N’ayant observé aucun changement notable depuis la dernière réunion de ses gouverneurs en juin, la Banque Centrale Européenne (BCL) a décidé, jeudi 11 septembre, de maintenir ses taux directeurs à 2 %.
Inflation et croissance sous contrôle
Comme de nombreux travailleurs, l’économie européenne semble elle aussi avoir pris des vacances cette année. Selon les services de la BCE, l’inflation en août est restée proche de 2 % (2,1 % contre de 2 % un mois plus tôt) atteignant ainsi l’objectif fixé par l’institution monétaire. À plus long terme, les prévisions d’inflation demeurent inchangées : 2,1 % en 2025, 1,7 % en 2026 et 1,9% en 2027.
Même constat du côté de la croissance économique dans la zone euro.
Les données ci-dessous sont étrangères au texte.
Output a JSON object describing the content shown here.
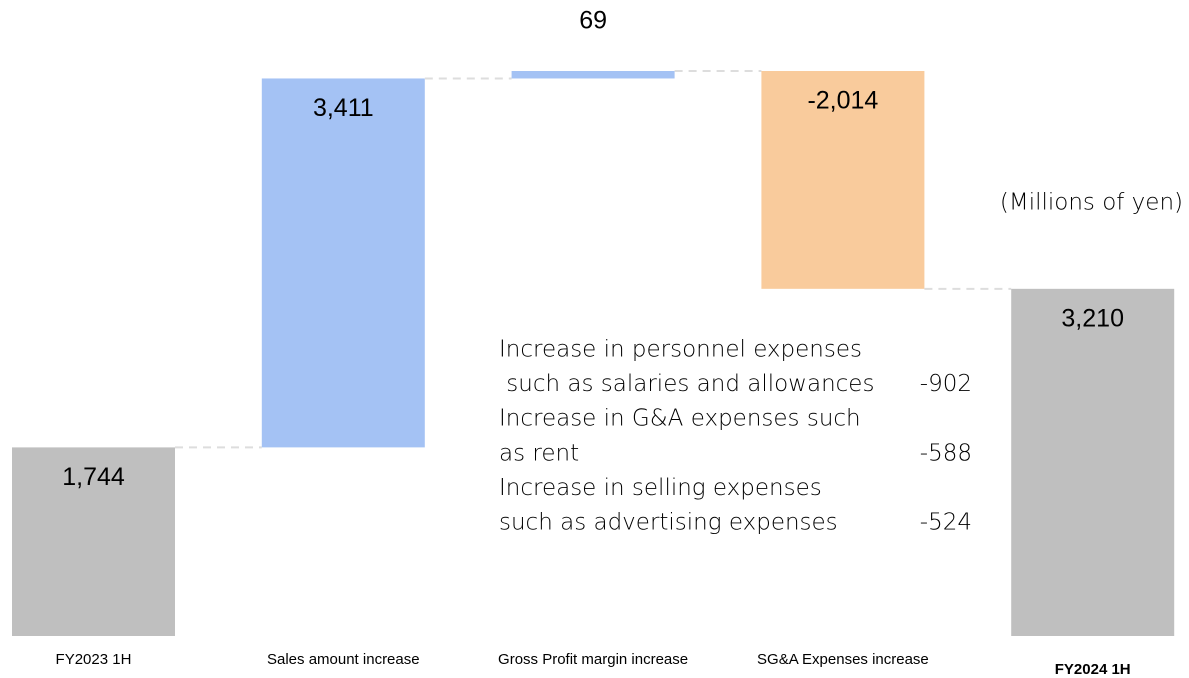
{
  "chart_data": {
    "type": "waterfall",
    "categories": [
      "FY2023 1H",
      "Sales amount increase",
      "Gross Profit margin increase",
      "SG&A Expenses increase",
      "FY2024 1H"
    ],
    "values": [
      1744,
      3411,
      69,
      -2014,
      3210
    ],
    "value_labels": [
      "1,744",
      "3,411",
      "69",
      "-2,014",
      "3,210"
    ],
    "colors": [
      "#bfbfbf",
      "#a4c2f4",
      "#a4c2f4",
      "#f9cb9c",
      "#bfbfbf"
    ],
    "unit_label": "(Millions of yen)",
    "breakdown": [
      {
        "lines": [
          "Increase in personnel expenses",
          " such as salaries and allowances"
        ],
        "value": -902
      },
      {
        "lines": [
          "Increase in G&A expenses such",
          "as rent"
        ],
        "value": -588
      },
      {
        "lines": [
          "Increase in selling expenses",
          "such as advertising expenses"
        ],
        "value": -524
      }
    ]
  }
}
Celle-ci devrait légèrement meilleure en 2025 (+1,2 % au lieu de 0,9 %), mais 2026 afficherait une croissance plus faible que prévue (1% au lieu de 1,1%). En 2027, la croissance resterait stable à 1,3 %, toujours selon la BCE.
Autant de raisons qui incitent la BCE à ne pas modifier ses taux directeurs pour l’instant.
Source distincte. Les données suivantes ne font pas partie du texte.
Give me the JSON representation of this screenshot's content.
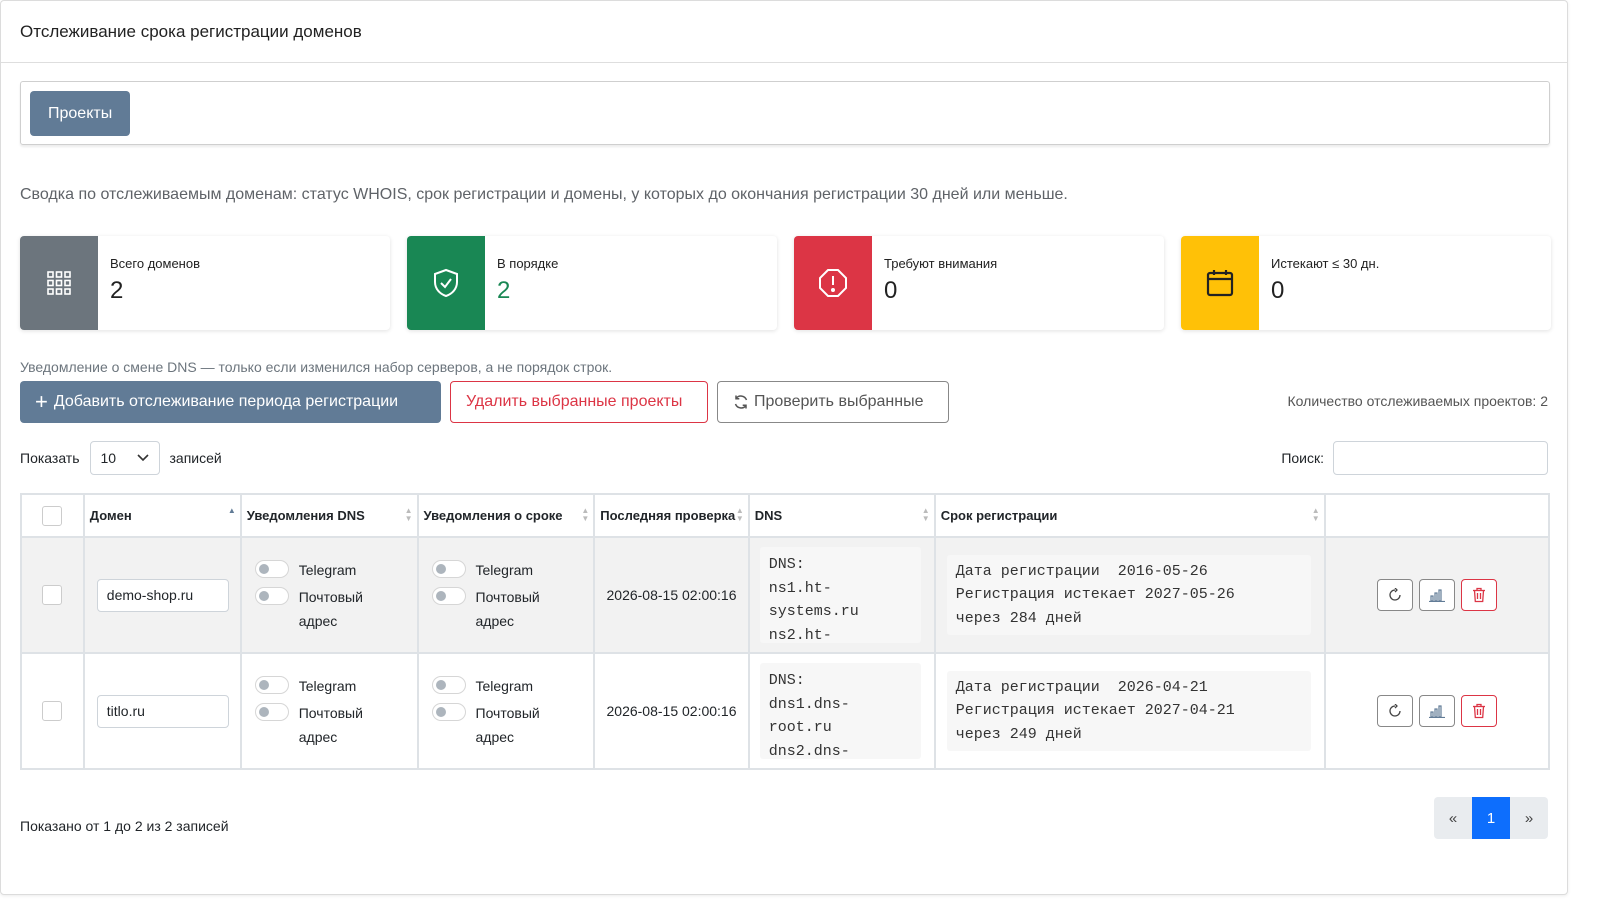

Crédits immobiliers : un mois d’euphorie, puis le coup de frein
Les baisses successives des taux d’intérêt directeurs ont sensiblement influencé le marché des crédits hypothécaires en Europe et au Luxembourg.
Selon la BCE, les taux moyens s’élevaient à 3,3 % en juillet 2025, tandis que l’activité progressait à 2,4 %, contre 2,2 % auparavant.
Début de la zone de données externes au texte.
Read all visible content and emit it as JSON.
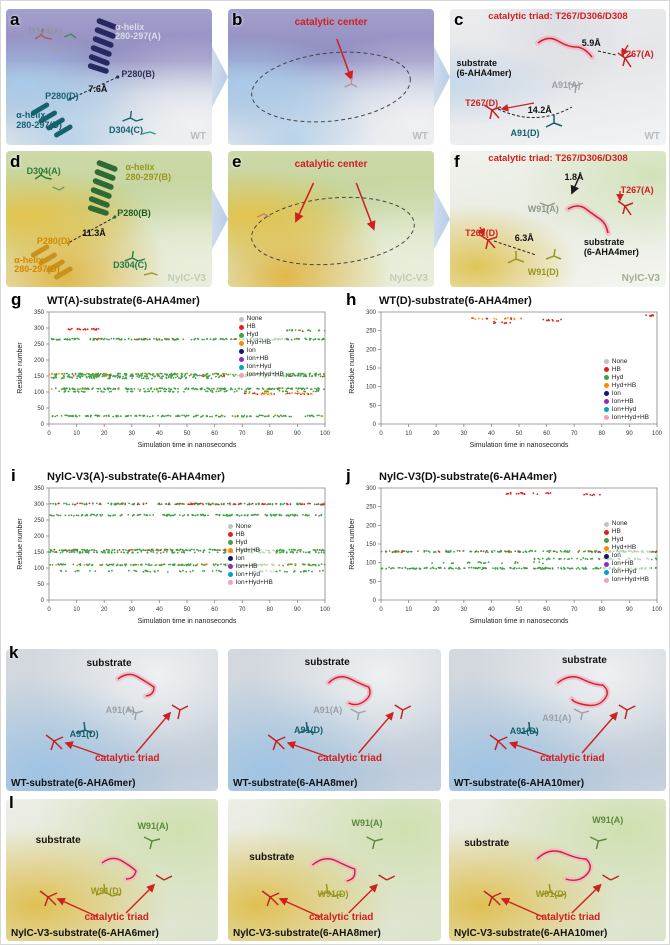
{
  "colors": {
    "accent_red": "#d02020",
    "teal": "#17606e",
    "green": "#2e7d32",
    "olive": "#97971f",
    "orange": "#d18a00",
    "gray": "#8f969c",
    "navy_helix": "#262a60",
    "pink_substrate": "#f3b9c7"
  },
  "legend_items": [
    {
      "label": "None",
      "color": "#c2c2c2"
    },
    {
      "label": "HB",
      "color": "#e3211c"
    },
    {
      "label": "Hyd",
      "color": "#43a047"
    },
    {
      "label": "Hyd+HB",
      "color": "#fb8c00"
    },
    {
      "label": "Ion",
      "color": "#16166b"
    },
    {
      "label": "Ion+HB",
      "color": "#8b2fb8"
    },
    {
      "label": "Ion+Hyd",
      "color": "#00a3c4"
    },
    {
      "label": "Ion+Hyd+HB",
      "color": "#f2a0c0"
    }
  ],
  "panels": {
    "a": {
      "letter": "a",
      "labels": {
        "d304a": "D304(A)",
        "helix_a": "α-helix\n280-297(A)",
        "p280b": "P280(B)",
        "dist": "7.6Å",
        "p280d": "P280(D)",
        "helix_d": "α-helix\n280-297(D)",
        "d304c": "D304(C)",
        "variant": "WT"
      }
    },
    "b": {
      "letter": "b",
      "labels": {
        "center": "catalytic center",
        "variant": "WT"
      }
    },
    "c": {
      "letter": "c",
      "labels": {
        "title": "catalytic triad: T267/D306/D308",
        "d1": "5.9Å",
        "t267a": "T267(A)",
        "substrate": "substrate\n(6-AHA4mer)",
        "a91a": "A91(A)",
        "t267d": "T267(D)",
        "d2": "14.2Å",
        "a91d": "A91(D)",
        "variant": "WT"
      }
    },
    "d": {
      "letter": "d",
      "labels": {
        "d304a": "D304(A)",
        "helix_b": "α-helix\n280-297(B)",
        "p280b": "P280(B)",
        "dist": "11.3Å",
        "p280d": "P280(D)",
        "d304c": "D304(C)",
        "helix_d": "α-helix\n280-297(D)",
        "variant": "NylC-V3"
      }
    },
    "e": {
      "letter": "e",
      "labels": {
        "center": "catalytic center",
        "variant": "NylC-V3"
      }
    },
    "f": {
      "letter": "f",
      "labels": {
        "title": "catalytic triad: T267/D306/D308",
        "d1": "1.8Å",
        "t267a": "T267(A)",
        "w91a": "W91(A)",
        "t267d": "T267(D)",
        "d2": "6.3Å",
        "substrate": "substrate\n(6-AHA4mer)",
        "w91d": "W91(D)",
        "variant": "NylC-V3"
      }
    },
    "k": {
      "letter": "k",
      "sub": [
        {
          "substrate": "substrate",
          "ra": "A91(A)",
          "rd": "A91(D)",
          "triad": "catalytic triad",
          "caption": "WT-substrate(6-AHA6mer)"
        },
        {
          "substrate": "substrate",
          "ra": "A91(A)",
          "rd": "A91(D)",
          "triad": "catalytic triad",
          "caption": "WT-substrate(6-AHA8mer)"
        },
        {
          "substrate": "substrate",
          "ra": "A91(A)",
          "rd": "A91(D)",
          "triad": "catalytic triad",
          "caption": "WT-substrate(6-AHA10mer)"
        }
      ]
    },
    "l": {
      "letter": "l",
      "sub": [
        {
          "substrate": "substrate",
          "ra": "W91(A)",
          "rd": "W91(D)",
          "triad": "catalytic triad",
          "caption": "NylC-V3-substrate(6-AHA6mer)"
        },
        {
          "substrate": "substrate",
          "ra": "W91(A)",
          "rd": "W91(D)",
          "triad": "catalytic triad",
          "caption": "NylC-V3-substrate(6-AHA8mer)"
        },
        {
          "substrate": "substrate",
          "ra": "W91(A)",
          "rd": "W91(D)",
          "triad": "catalytic triad",
          "caption": "NylC-V3-substrate(6-AHA10mer)"
        }
      ]
    }
  },
  "chart_data": [
    {
      "letter": "g",
      "type": "scatter",
      "title": "WT(A)-substrate(6-AHA4mer)",
      "xlabel": "Simulation time in nanoseconds",
      "ylabel": "Residue number",
      "xlim": [
        0,
        100
      ],
      "xticks": [
        0,
        10,
        20,
        30,
        40,
        50,
        60,
        70,
        80,
        90,
        100
      ],
      "ylim": [
        0,
        350
      ],
      "yticks": [
        0,
        50,
        100,
        150,
        200,
        250,
        300,
        350
      ],
      "legend_pos": [
        0.68,
        0.02
      ],
      "bands": [
        {
          "y": 296,
          "x0": 7,
          "x1": 19,
          "type": "HB",
          "density": 0.7
        },
        {
          "y": 292,
          "x0": 86,
          "x1": 100,
          "type": "Hyd",
          "density": 0.5,
          "mix": "HB",
          "mixp": 0.2
        },
        {
          "y": 265,
          "x0": 0,
          "x1": 100,
          "type": "Hyd",
          "density": 0.95,
          "mix": "HB",
          "mixp": 0.05
        },
        {
          "y": 156,
          "x0": 0,
          "x1": 100,
          "type": "Hyd",
          "density": 1.0,
          "mix": "Hyd+HB",
          "mixp": 0.12
        },
        {
          "y": 150,
          "x0": 0,
          "x1": 100,
          "type": "Hyd",
          "density": 0.8,
          "mix": "HB",
          "mixp": 0.08
        },
        {
          "y": 144,
          "x0": 0,
          "x1": 62,
          "type": "Hyd",
          "density": 0.5
        },
        {
          "y": 110,
          "x0": 0,
          "x1": 100,
          "type": "Hyd",
          "density": 0.95,
          "mix": "Hyd+HB",
          "mixp": 0.1
        },
        {
          "y": 102,
          "x0": 2,
          "x1": 100,
          "type": "Hyd",
          "density": 0.4
        },
        {
          "y": 95,
          "x0": 70,
          "x1": 97,
          "type": "Hyd+HB",
          "density": 0.6,
          "mix": "HB",
          "mixp": 0.25
        },
        {
          "y": 25,
          "x0": 0,
          "x1": 100,
          "type": "Hyd",
          "density": 0.8,
          "mix": "Hyd+HB",
          "mixp": 0.05
        }
      ]
    },
    {
      "letter": "h",
      "type": "scatter",
      "title": "WT(D)-substrate(6-AHA4mer)",
      "xlabel": "Simulation time in nanoseconds",
      "ylabel": "Residue number",
      "xlim": [
        0,
        100
      ],
      "xticks": [
        0,
        10,
        20,
        30,
        40,
        50,
        60,
        70,
        80,
        90,
        100
      ],
      "ylim": [
        0,
        300
      ],
      "yticks": [
        0,
        50,
        100,
        150,
        200,
        250,
        300
      ],
      "legend_pos": [
        0.8,
        0.4
      ],
      "bands": [
        {
          "y": 282,
          "x0": 33,
          "x1": 51,
          "type": "Hyd+HB",
          "density": 0.5,
          "mix": "HB",
          "mixp": 0.4
        },
        {
          "y": 278,
          "x0": 58,
          "x1": 67,
          "type": "HB",
          "density": 0.5
        },
        {
          "y": 272,
          "x0": 40,
          "x1": 47,
          "type": "HB",
          "density": 0.4
        },
        {
          "y": 290,
          "x0": 96,
          "x1": 99,
          "type": "HB",
          "density": 0.8
        }
      ]
    },
    {
      "letter": "i",
      "type": "scatter",
      "title": "NylC-V3(A)-substrate(6-AHA4mer)",
      "xlabel": "Simulation time in nanoseconds",
      "ylabel": "Residue number",
      "xlim": [
        0,
        100
      ],
      "xticks": [
        0,
        10,
        20,
        30,
        40,
        50,
        60,
        70,
        80,
        90,
        100
      ],
      "ylim": [
        0,
        350
      ],
      "yticks": [
        0,
        50,
        100,
        150,
        200,
        250,
        300,
        350
      ],
      "legend_pos": [
        0.64,
        0.3
      ],
      "bands": [
        {
          "y": 300,
          "x0": 0,
          "x1": 100,
          "type": "Hyd",
          "density": 0.95,
          "mix": "HB",
          "mixp": 0.3
        },
        {
          "y": 265,
          "x0": 0,
          "x1": 100,
          "type": "Hyd",
          "density": 0.8
        },
        {
          "y": 156,
          "x0": 0,
          "x1": 100,
          "type": "Hyd",
          "density": 1.0,
          "mix": "HB",
          "mixp": 0.15
        },
        {
          "y": 149,
          "x0": 0,
          "x1": 100,
          "type": "Hyd",
          "density": 0.6
        },
        {
          "y": 110,
          "x0": 0,
          "x1": 100,
          "type": "Hyd",
          "density": 0.95,
          "mix": "Hyd+HB",
          "mixp": 0.12
        },
        {
          "y": 90,
          "x0": 4,
          "x1": 100,
          "type": "Hyd",
          "density": 0.35
        }
      ]
    },
    {
      "letter": "j",
      "type": "scatter",
      "title": "NylC-V3(D)-substrate(6-AHA4mer)",
      "xlabel": "Simulation time in nanoseconds",
      "ylabel": "Residue number",
      "xlim": [
        0,
        100
      ],
      "xticks": [
        0,
        10,
        20,
        30,
        40,
        50,
        60,
        70,
        80,
        90,
        100
      ],
      "ylim": [
        0,
        300
      ],
      "yticks": [
        0,
        50,
        100,
        150,
        200,
        250,
        300
      ],
      "legend_pos": [
        0.8,
        0.28
      ],
      "bands": [
        {
          "y": 285,
          "x0": 44,
          "x1": 64,
          "type": "HB",
          "density": 0.45
        },
        {
          "y": 282,
          "x0": 73,
          "x1": 80,
          "type": "HB",
          "density": 0.45
        },
        {
          "y": 130,
          "x0": 0,
          "x1": 100,
          "type": "Hyd",
          "density": 0.95,
          "mix": "HB",
          "mixp": 0.15
        },
        {
          "y": 110,
          "x0": 55,
          "x1": 100,
          "type": "Hyd",
          "density": 0.55
        },
        {
          "y": 100,
          "x0": 18,
          "x1": 60,
          "type": "Hyd",
          "density": 0.25
        },
        {
          "y": 85,
          "x0": 0,
          "x1": 100,
          "type": "Hyd",
          "density": 0.9,
          "mix": "Hyd+HB",
          "mixp": 0.06
        }
      ]
    }
  ]
}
Au Luxembourg, la tendance est plus contrastée. En juin, la diminution des taux avait nettement dynamisé la demande : le taux variable s’établissait à 3,28 % (contre 3,32 % en mai) et les taux fixes affichaient également un léger recul, à 3,48 % pour des crédits de 10 à 15 ans et 3,53 % pour des prêts de 25 à 30 ans. Résultat : les banques avaient alors octroyé près de 931 millions d’euros de nouveaux crédits immobiliers aux ménages, soit une hausse spectaculaire de 42 % en un mois.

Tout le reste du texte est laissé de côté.